Y claro, no es magia. Su punto fuerte está en que es un antioxidante potente, de esos que ayudan a combatir el desgaste que ocurre dentro del cuerpo cuando entrenamos duro o vivimos con estrés (porque sí, eso también cuenta).
Además, al ser liposoluble, se integra bien en el organismo y su efecto puede mantenerse durante más tiempo.
Creatina: mucho más que músculo (de verdad)

Si hay un suplemento del que se ha hablado durante años, ese es la creatina. Y sí, durante mucho tiempo se asoció casi exclusivamente con ganar masa muscular.
Pero ahora la historia es otra.
La creatina, sobre todo el monohidrato, es probablemente el suplemento más investigado del mundo deportivo.
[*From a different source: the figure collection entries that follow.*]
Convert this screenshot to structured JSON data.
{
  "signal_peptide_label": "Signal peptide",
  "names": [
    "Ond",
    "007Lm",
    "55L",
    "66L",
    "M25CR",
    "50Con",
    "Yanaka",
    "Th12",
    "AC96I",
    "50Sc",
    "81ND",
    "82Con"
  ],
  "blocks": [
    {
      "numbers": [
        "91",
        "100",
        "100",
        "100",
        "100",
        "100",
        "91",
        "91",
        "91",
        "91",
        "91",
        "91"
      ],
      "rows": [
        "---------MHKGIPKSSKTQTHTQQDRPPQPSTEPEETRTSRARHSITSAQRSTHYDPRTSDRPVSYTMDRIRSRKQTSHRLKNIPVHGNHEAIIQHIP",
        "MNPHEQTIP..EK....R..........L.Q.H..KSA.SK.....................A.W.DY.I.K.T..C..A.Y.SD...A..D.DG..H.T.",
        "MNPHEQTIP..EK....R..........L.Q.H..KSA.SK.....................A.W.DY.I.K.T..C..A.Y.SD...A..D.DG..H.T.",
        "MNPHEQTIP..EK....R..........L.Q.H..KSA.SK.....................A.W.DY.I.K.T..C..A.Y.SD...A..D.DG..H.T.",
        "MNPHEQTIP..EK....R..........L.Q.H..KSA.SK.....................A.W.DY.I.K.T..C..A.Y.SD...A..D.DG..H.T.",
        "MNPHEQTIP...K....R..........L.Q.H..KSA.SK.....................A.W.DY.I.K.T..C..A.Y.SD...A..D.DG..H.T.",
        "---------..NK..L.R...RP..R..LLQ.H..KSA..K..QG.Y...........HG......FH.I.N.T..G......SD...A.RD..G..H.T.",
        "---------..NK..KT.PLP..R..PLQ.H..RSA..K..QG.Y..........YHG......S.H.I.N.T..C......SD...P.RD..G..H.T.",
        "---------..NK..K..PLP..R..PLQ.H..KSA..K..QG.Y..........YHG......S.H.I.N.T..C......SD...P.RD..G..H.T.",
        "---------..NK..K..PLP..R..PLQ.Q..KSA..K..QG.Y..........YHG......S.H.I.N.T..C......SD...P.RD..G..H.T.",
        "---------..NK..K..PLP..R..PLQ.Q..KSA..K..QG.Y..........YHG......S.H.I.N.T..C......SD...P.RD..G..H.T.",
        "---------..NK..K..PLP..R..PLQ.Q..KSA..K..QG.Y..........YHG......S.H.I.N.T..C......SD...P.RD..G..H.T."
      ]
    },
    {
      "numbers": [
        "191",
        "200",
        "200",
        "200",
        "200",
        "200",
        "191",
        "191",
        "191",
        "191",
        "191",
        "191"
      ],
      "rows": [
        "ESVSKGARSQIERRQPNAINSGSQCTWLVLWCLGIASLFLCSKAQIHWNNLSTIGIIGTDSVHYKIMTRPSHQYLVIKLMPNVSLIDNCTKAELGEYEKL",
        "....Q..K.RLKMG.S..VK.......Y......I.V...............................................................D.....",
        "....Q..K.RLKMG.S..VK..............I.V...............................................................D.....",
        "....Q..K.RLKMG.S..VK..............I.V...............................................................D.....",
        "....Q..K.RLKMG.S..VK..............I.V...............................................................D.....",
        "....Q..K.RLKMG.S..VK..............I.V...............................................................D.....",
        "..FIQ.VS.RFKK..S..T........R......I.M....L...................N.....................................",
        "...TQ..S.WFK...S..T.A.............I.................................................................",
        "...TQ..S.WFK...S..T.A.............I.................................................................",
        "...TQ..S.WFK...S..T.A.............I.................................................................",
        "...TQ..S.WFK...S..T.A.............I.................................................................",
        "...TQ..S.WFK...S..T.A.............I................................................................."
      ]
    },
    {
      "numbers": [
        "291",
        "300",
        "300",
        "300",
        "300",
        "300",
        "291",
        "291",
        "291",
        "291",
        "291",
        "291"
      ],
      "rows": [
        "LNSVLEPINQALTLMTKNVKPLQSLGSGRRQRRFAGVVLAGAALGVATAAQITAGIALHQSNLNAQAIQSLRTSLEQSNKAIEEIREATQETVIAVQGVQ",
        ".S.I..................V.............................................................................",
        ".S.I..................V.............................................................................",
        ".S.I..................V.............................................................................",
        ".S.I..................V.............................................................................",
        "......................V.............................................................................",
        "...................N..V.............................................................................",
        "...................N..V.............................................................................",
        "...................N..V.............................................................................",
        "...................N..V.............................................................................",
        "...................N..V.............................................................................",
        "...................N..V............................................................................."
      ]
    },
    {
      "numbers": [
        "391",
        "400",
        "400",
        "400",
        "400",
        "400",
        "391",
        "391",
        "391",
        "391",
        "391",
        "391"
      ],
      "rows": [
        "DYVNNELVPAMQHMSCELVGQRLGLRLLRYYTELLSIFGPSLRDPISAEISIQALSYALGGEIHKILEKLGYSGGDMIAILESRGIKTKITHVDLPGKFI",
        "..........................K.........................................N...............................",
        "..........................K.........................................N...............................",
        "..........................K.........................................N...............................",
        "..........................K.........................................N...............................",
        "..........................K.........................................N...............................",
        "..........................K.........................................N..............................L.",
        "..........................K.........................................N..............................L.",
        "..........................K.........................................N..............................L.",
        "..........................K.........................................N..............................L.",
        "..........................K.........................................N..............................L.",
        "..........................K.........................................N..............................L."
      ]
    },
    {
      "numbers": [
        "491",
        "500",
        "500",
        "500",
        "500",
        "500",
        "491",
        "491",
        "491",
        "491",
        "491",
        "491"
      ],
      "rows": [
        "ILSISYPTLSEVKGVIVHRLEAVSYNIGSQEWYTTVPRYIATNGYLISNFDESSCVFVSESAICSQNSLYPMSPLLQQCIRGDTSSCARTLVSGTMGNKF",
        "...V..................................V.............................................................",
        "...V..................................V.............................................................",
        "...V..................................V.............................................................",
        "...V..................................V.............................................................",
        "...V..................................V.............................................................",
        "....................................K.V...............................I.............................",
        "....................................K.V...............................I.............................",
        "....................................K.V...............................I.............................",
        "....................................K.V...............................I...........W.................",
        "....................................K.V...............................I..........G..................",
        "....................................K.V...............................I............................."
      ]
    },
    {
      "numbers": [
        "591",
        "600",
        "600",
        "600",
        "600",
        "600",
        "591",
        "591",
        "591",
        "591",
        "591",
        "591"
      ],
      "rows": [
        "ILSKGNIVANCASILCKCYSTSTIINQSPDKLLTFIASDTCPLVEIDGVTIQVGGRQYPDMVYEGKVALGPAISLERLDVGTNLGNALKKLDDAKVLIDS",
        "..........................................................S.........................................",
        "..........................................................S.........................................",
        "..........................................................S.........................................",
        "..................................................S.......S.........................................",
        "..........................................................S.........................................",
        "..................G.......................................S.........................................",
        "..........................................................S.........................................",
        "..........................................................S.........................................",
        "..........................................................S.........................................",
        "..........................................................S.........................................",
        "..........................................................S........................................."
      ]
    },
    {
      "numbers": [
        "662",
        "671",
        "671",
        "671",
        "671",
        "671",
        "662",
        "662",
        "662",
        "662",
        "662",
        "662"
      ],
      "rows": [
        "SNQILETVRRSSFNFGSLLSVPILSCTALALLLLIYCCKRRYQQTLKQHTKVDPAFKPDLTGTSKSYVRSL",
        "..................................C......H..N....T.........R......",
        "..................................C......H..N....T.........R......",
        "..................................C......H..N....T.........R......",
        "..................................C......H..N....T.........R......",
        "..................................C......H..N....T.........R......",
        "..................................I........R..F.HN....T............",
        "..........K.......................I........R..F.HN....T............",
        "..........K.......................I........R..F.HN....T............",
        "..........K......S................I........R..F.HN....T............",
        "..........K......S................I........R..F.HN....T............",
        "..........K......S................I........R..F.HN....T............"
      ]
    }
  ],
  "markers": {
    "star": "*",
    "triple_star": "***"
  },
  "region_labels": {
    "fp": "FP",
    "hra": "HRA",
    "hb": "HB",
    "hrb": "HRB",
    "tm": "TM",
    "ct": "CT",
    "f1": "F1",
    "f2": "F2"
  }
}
Y lo que se está descubriendo es que sus beneficios van mucho más allá de levantar pesas.
La clave está en que ayuda a producir ATP, que es básicamente la “moneda energética” de las células. Es decir, energía pura para que el cuerpo funcione.
Y eso no solo importa en el gym. Importa en todo.
Cuando duermes poco… y aun así tienes que rendir

Uno de los datos más llamativos (y bastante humanos, porque a todos nos pasa) es su utilidad cuando no hemos descansado bien.
Imagina una noche mala, dormir seis horas o menos, y aun así tener que trabajar, entrenar o estar al 100%. Pues algunos estudios muestran que una dosis alta, alrededor de 20 gramos, puede ayudar a mantener la energía mental y la función cognitiva en situaciones de privación de sueño.
No es que sustituya al descanso, obviamente (ojalá), pero puede ser un apoyo en momentos puntuales de exigencia.
Un suplemento que también mira al corazón
Aquí viene otra parte interesante: el corazón también es un músculo. Y como tal, necesita energía constante.
La creatina puede ayudar aportando ATP también a nivel cardiovascular, apoyando el funcionamiento general del sistema. Además, se ha observado que puede reducir la fatiga y mejorar la recuperación tras esfuerzos repetidos.
Y por si fuera poco, en los últimos años han aparecido líneas de investigación sobre sus posibles efectos neuroprotectores. Es decir, no solo músculo… también cerebro. Suena prometedor.